A Polícia Civil de Minas Gerais confirmou neste domingo, 1.º de março, que houve 72 mortes em decorrência das chuvas históricas na última semana na Zona da Mata. Os temporais provocaram deslizamentos de terra, enchentes e colapsos de imóveis em Juiz de Fora e Ubá.
Entre as vítimas, estão pessoas soterradas após desabamentos e outras arrastadas pela força das águas.
Equipes de resgate seguem mobilizadas em busca de uma pessoa desaparecida em Ubá.
65 mortos em Juiz de Fora; último desaparecido encontrado
Em Juiz de Fora, o número de mortos chegou a 65, incluindo 15 crianças e adolescentes. Três corpos ainda aguardam perícia e identificação para serem liberados às famílias.
No sábado, 28, o Corpo de Bombeiros encontrou o corpo da última pessoa desaparecida na cidade: Pietro Cesar Teodoro Freitas, de 9 anos, no bairro Paineiras.
As autoridades conseguiram resgatar 51 pessoas com vida no município. “As operações contaram com equipes em campo dia e noite, apoio de cães de busca, drones e monitoramento constante das áreas atingidas”, afirmou o tenente Henrique Barcellos, porta-voz dos bombeiros.
As tempestades também provocaram grande número de desalojados e desabrigados. Mais de 500 pessoas ainda dependem de abrigos públicos. Há também mais de 8 mil desalojados temporariamente na casa de parentes ou amigos.
Fevereiro de 2026 foi o mês mais chuvoso dos últimos anos em Minas Gerais, segundo o Instituto Nacional de Meteorologia. Juiz de Fora registrou acumulado de 229,9 mm de chuva apenas entre os dias 22 e 24 – volume superior à média para o mês inteiro, de 170,3 mm.
Sete mortos em Ubá; uma pessoa segue desaparecida
Já em Ubá, foram confirmadas sete mortes, todas de adultos. Os corpos já foram liberados aos parentes.
Uma vítima segue desaparecida. No município, 145 pessoas foram resgatadas. Há mais de 732 desalojados e 26 desabrigados na cidade.

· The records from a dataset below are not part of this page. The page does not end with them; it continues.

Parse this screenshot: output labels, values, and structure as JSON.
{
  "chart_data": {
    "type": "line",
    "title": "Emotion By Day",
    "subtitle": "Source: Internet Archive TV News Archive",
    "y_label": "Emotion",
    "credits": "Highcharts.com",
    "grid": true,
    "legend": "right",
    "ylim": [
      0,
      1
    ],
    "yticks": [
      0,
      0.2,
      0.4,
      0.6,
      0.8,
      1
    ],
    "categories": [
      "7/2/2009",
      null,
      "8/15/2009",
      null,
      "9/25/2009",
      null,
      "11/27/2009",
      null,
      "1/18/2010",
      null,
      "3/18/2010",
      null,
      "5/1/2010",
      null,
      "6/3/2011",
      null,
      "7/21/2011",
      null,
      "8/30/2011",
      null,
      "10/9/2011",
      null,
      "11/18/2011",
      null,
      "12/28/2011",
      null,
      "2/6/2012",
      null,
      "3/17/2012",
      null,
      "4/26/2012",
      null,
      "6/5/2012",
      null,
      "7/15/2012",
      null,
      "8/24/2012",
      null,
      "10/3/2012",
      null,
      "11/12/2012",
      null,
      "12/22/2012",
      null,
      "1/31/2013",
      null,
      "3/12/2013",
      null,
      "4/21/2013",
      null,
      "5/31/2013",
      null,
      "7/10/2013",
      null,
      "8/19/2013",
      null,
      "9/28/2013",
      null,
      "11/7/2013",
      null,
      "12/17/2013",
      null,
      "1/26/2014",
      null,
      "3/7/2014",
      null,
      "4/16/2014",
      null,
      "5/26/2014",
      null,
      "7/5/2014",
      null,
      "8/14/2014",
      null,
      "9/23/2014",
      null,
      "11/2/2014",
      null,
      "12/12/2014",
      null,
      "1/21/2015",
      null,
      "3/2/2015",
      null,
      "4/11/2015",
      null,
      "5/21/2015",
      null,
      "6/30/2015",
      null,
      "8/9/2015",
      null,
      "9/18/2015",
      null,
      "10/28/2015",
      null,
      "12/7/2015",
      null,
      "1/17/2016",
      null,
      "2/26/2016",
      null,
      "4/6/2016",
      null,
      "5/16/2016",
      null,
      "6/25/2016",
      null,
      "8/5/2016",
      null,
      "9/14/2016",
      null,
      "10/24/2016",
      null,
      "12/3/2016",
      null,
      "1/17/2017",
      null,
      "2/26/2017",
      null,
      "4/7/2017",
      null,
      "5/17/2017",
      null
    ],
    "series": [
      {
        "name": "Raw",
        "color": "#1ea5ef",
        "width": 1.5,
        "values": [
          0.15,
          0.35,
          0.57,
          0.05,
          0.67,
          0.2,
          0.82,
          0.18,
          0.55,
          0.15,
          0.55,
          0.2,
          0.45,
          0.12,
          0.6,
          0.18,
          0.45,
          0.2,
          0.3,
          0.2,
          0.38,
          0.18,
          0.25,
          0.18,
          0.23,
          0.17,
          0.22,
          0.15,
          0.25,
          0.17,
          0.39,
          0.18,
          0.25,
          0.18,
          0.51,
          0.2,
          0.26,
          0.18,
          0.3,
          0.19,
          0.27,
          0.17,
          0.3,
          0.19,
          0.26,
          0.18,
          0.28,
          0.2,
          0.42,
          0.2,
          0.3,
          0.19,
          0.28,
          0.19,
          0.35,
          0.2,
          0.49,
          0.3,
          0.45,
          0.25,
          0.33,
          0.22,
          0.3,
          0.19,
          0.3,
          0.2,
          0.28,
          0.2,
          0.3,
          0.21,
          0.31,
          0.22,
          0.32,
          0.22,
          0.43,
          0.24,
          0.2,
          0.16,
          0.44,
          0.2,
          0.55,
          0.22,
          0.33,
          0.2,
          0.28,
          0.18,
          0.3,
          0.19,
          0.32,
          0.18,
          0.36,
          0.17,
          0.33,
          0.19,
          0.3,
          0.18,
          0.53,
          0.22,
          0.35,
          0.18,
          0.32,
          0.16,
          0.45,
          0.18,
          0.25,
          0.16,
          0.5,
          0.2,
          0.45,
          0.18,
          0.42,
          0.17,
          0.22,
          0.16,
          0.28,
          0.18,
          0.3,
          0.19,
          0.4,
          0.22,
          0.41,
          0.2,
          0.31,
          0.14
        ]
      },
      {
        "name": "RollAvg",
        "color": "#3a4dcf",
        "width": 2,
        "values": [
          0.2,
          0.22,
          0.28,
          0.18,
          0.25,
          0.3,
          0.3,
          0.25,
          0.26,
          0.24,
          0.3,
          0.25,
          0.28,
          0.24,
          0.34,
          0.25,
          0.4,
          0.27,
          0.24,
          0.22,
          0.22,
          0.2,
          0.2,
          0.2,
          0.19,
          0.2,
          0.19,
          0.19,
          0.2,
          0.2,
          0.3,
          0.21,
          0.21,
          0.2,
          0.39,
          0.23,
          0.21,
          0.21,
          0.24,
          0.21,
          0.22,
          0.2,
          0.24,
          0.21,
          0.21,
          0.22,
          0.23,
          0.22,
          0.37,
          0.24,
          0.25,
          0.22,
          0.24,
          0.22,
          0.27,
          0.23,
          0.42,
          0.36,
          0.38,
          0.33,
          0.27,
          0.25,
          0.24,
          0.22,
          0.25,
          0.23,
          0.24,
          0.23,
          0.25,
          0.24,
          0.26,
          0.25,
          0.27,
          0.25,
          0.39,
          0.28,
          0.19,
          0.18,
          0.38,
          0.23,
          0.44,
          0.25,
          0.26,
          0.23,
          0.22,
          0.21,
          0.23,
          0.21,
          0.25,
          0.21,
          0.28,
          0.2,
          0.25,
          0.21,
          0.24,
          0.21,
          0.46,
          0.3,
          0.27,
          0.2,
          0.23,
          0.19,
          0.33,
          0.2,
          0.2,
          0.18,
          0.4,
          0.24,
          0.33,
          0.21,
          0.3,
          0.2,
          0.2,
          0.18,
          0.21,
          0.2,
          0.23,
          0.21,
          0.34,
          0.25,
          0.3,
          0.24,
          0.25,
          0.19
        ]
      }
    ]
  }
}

As chuvas diminuíram durante o fim de semana. Apesar disso, as autoridades alertam que as moradias afetadas seguem isoladas.
Os moradores de ambas as cidades não devem voltar para os imóveis ainda por causa do terreno instável.
“Temos os morros ainda encharcados e fraturados. Assim, é muito importante que a população entenda que o risco permanece”, afirmou o coordenador estadual adjunto da Defesa Civil, tenente-coronel Wenderson Duarte Marcelino.
Juiz de Fora é uma das cidades com mais habitantes em áreas de risco no País
Com morros, encostas e cursos d’água em área urbana, Juiz de Fora tem a nona maior população do Brasil vivendo em áreas de risco.
São cerca de 130 mil pessoas suscetíveis a deslizamentos, inundações e enxurradas, segundo dados do Centro Nacional de Monitoramento e Alertas de Desastres Naturais (Cemaden), órgão ligado ao Ministério da Ciência.
Com isso, quase um quarto da cidade de 540 mil habitantes fica vulnerável a eventos extremos como as chuvas dos últimos dias, que fizeram a cidade decretar calamidade pública.
A cidade da Zona da Mata de Minas Gerais tem histórico de deslizamentos, enxurradas e inundações.
O relevo com vales e encostas, o clima tropical de altitude e o histórico de altos índices pluviométricos estão entre os fatores que explicam a grande quantidade de áreas com risco geológico ou hidrológico no município.
A cidade é a quarta mais populosa de Minas Gerais, segundo o último Censo. A grande proporção de moradores de áreas vulneráveis, como encostas ou beiras de cursos d’água, aumenta o risco de tragédias.
O Rio Paraibuna atravessa parte da cidade, margeando uma das suas principais vias: a Avenida Brasil. É responsável pelo escoamento de toda a bacia da área urbana, conforme o Plano de Contingência do Município. Em geral, a temporada de altas temperaturas vai de outubro a abril.